A tray cable (TC) is a cable that consists of two or more insulated conductors enclosed in a flame-retardant, nonmetallic jacket and is used for installation in cable trays or raceways. See Figure 1.
Underground Feeder and Branch- Circuit Cables
An underground feeder and branch-circuit (UF) cable is a cable that has a moisture- resistant jacket and is listed for direct burial in the earth. Type UF cable is constructed with THWN conductor insulation and bound in a PVC outer jacket, which makes it suitable for wet locations such as direct burial. Type UF cable can also be installed in cable trays. See Figure 2:
Type UF cable is typically used with outdoor loads such as pumps and lighting. Type UF cable can also be used for the same applications as NM cable. Type UF cable is resistant to moisture, fungus, and corrosive materials, and can replace NMC cable in damp locations.
A service-entrance (SE, USE) cable is a multi-conductor cable with or without an overall covering. See Figure 3.
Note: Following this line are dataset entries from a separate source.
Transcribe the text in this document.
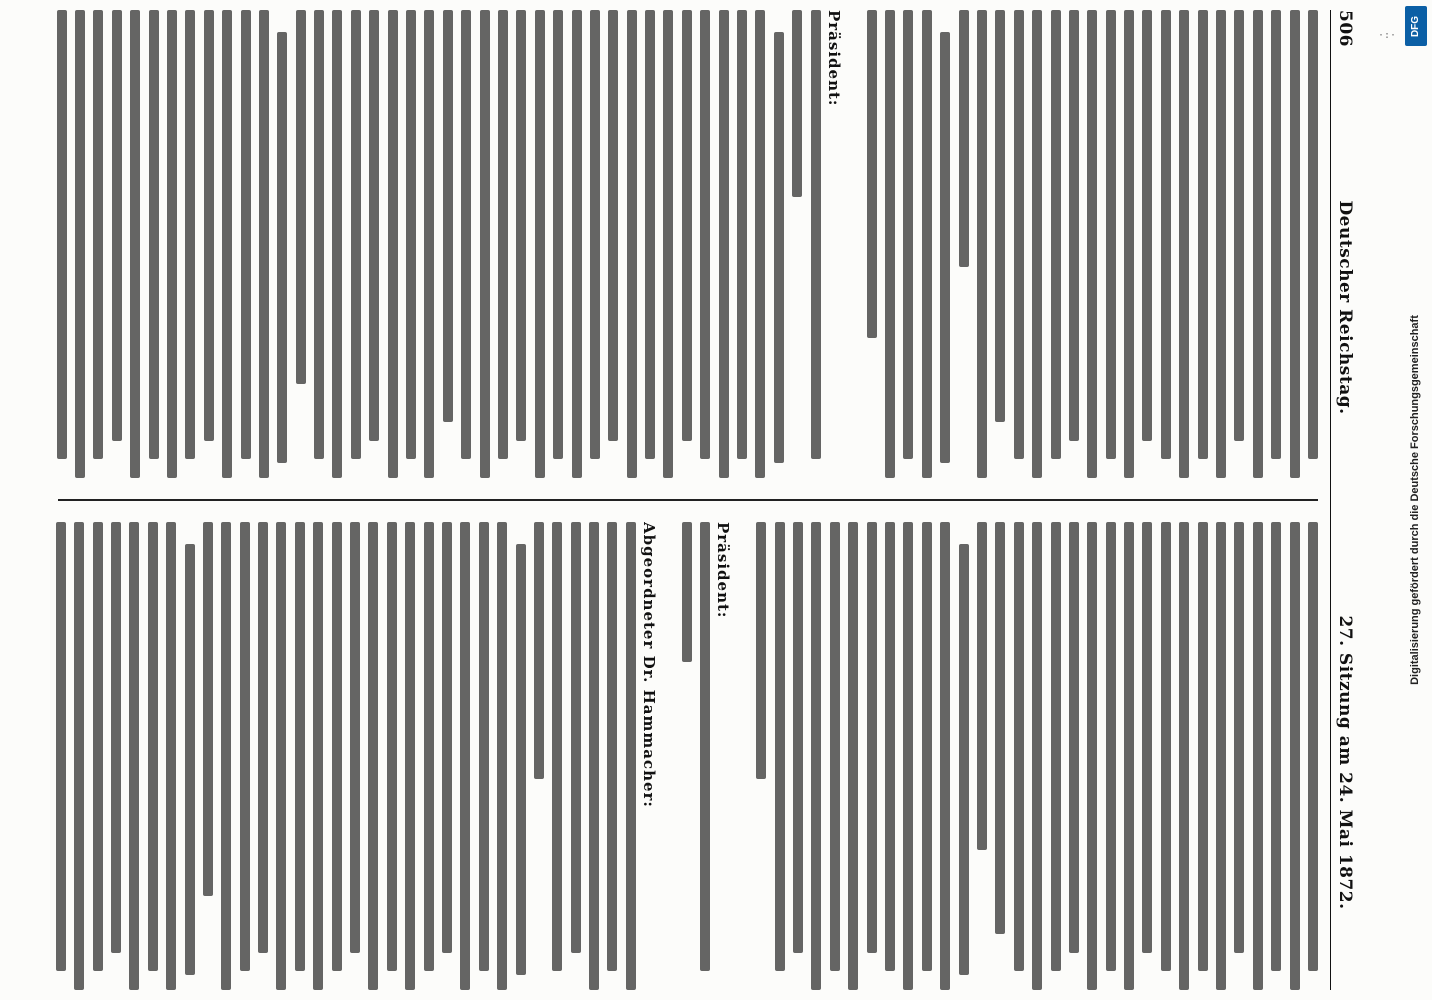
DFG
·:·
Digitalisierung gefördert durch die Deutsche Forschungsgemeinschaft
506
Deutscher Reichstag.
27. Sitzung am 24. Mai 1872.
Präsident:
Präsident:
Abgeordneter Dr. Hammacher:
A low-voltage cable is a cable that can be single-conductor or multi-conductor and is rated from 0 V to 600 V. Low-voltage cables are used in industrial and commercial applications for power, lighting, control, signal, and communication circuits. Low-voltage cables can be installed indoors, outdoors, in cable trays, in raceways, direct buried, or as part of a messenger system (in outdoor locations).
Low-voltage cables are composed of bare stranded copper conductors, conductor insulation, and a moisture-resistant PVC jacket. Low-voltage cable can be types TC, MC, SE, or USE. See Figure 4.
A medium-voltage (MV) cable is a cable that can be single-conductor or multi- conductor and is rated from 2001 V to 35,000 V. Because of higher operating voltages, MV cables are typically constructed differently than low-voltage cables. See Figure 5.
Type MV cables have a solid dielectric insulation and a conductor shield surrounding the conductor. A conductor shield is a non- magnetic material used to even out dielectric stresses around the conductor. An insulation shield is a nonmagnetic metallic material applied over insulated conductor(s) to confine the electric field to the insulation. A bare cop- per shield surrounds the insulation shield, is typically grounded at each end, and grounded at splices to reduce shock hazards.
Use of Medium Voltage Cables:
Medium-voltage cables are used in industrial and commercial applications such as feeder and branch circuits for electric utility service, in wet, damp, or dry locations, in raceways, in underground ducts, direct buried, and in messenger systems in industrial and commercial utilities.
Limited Production of Medium Voltage Cables:
Because of their unique construction and voltage ratings, medium-voltage cables must only be terminated by following the manufacturer’s specific instructions. This typically involves the use of specialized electrical tapes and other components. Procedural requirements may include grounding the copper shield, chamfering the insulation to reduce voltage stress, and taping the conductors to prevent air pockets where ionizing air can deteriorate the insulation. Special training is generally required to make medium voltage cable splices and terminations.